“What We Want” by Linda Pastan

What we want
is never simple.
We move among the things
we thought we wanted:
a face, a room, an open book
and these things bear our names—
now they want us.
But what we want appears
in dreams, wearing disguises.
We fall past,
holding out our arms
and in the morning
our arms ache.
We don’t remember the dream,
but the dream remembers us.
It is there all day
as an animal is there
under the table,
as the stars are there
even in full sun.

“What We Want,” by Linda Pastan, from Carnival Evening.

“The Ordinary Weather of Summer” by Linda Pastan

In the ordinary weather of summer
with storms rumbling from west to east
like so many freight trains hauling
their cargo of heat and rain,
the dogs sprawl on the back steps, panting,
insects assemble at every window,
and we quarrel again, bombarding
each other with small grievances,
our tempers flashing on and off
in bursts of heat lightning.
In the cooler air of morning,
we drink our coffee amicably enough
and walk down to the sea
which seems to tremble with meaning
and into which we plunge again and again.
The days continue hot.
At dusk the shadows are as blue
as the lips of the children stained
with berries or with the chill
of too much swimming.
So we move another summer closer
to our last summer together—
a time as real and implacable as the sea
out of which we come walking
on wobbly legs as if for the first time,
drying ourselves with rough towels,
shaking the water out of our blinded eyes.

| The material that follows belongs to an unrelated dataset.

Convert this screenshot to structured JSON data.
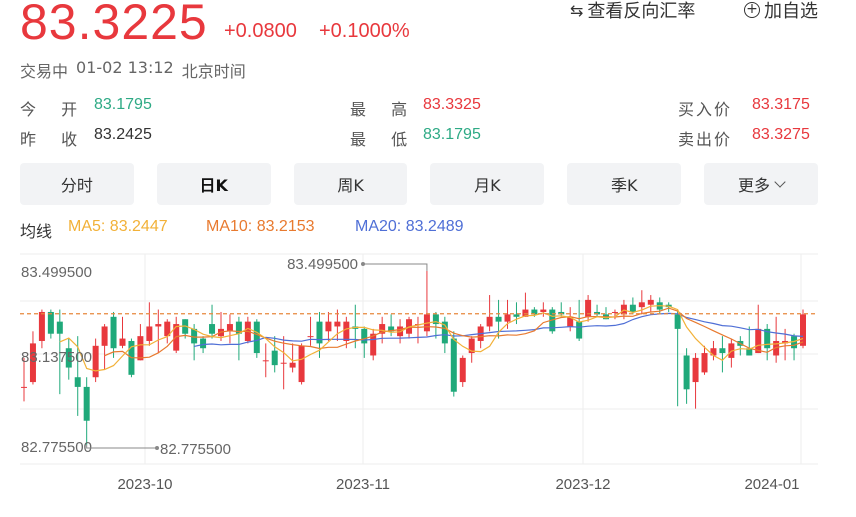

“The Ordinary Weather of Summer” by Linda Pastan

“Why Are Your Poems So Dark?” by Linda Pastan

Isn’t the moon dark too,
most of the time?

And doesn’t the white page
seem unfinished

without the dark stain
of alphabets?

When God demanded light,
he didn’t banish darkness.

Instead he invented
ebony and crows

and that small mole
on your left cheekbone.

Or did you mean to ask
“Why are you sad so often?”

Ask the moon.
Ask what it has witnessed.

Source: Poetry (August 2003); by Linda Pastan

 

“Things I Didn’t Know I Loved: After Nazim Hikmet” by Linda Pastan

I always knew I loved the sky,
the way it seems solid and insubstantial at the same time;
the way it disappears above us
even as we pursue it in a climbing plane,
like wishes or answers to certain questions—always out of reach;
the way it embodies blue,
even when it is gray.

But I didn’t know I loved the clouds,
those shaggy eyebrows glowering
over the face of the sun.
Perhaps I only love the strange shapes clouds can take,
as if they are sketches by an artist
who keeps changing her mind.
Perhaps I love their deceptive softness,
like a bosom I’d like to rest my head against
but never can.

And I know I love the grass, even as I am cutting it as short
as the hair on my grandson’s newly barbered head.
I love the way the smell of grass can fill my nostrils
with intimations of youth and lust;
the way it stains my handkerchief with meanings
that never wash out.

Sometimes I love the rain, staccato on the roof,
and always the snow when I am inside looking out
at the blurring around the edges of parked cars
and trees. And I love trees,
in winter when their austere shapes
are like the cutout silhouettes artists sell at fairs
and in May when their branches
are fuzzy with growth, the leaves poking out
like new green horns on a young deer.

But how about the sound of trains,
those drawn-out whistles of longing in the night,
like coyotes made of steam and steel, no color at all,
reminding me of prisoners on chain gangs I’ve only seen
in movies, defeated men hammering spikes into rails,
the burly guards watching over them?

Those whistles give loneliness and departure a voice.
It is the kind of loneliness I can take in my arms, tasting
of tears that comfort even as they burn, dampening the pillows
and all the feathers of all the geese who were plucked to fill
them.

Perhaps I embrace the music of departure—song without lyrics,
so I can learn to love it, though I don’t love it now.
For at the end of the story, when sky and clouds and grass,
and even you my love of so many years,
have almost disappeared,
it will be all there is left to love.

“Things I Didn’t Know I Loved: After Nazim Hikmet” by Linda Pastan, from Queen of a Rainy Country. © W.W. Norton, 2006.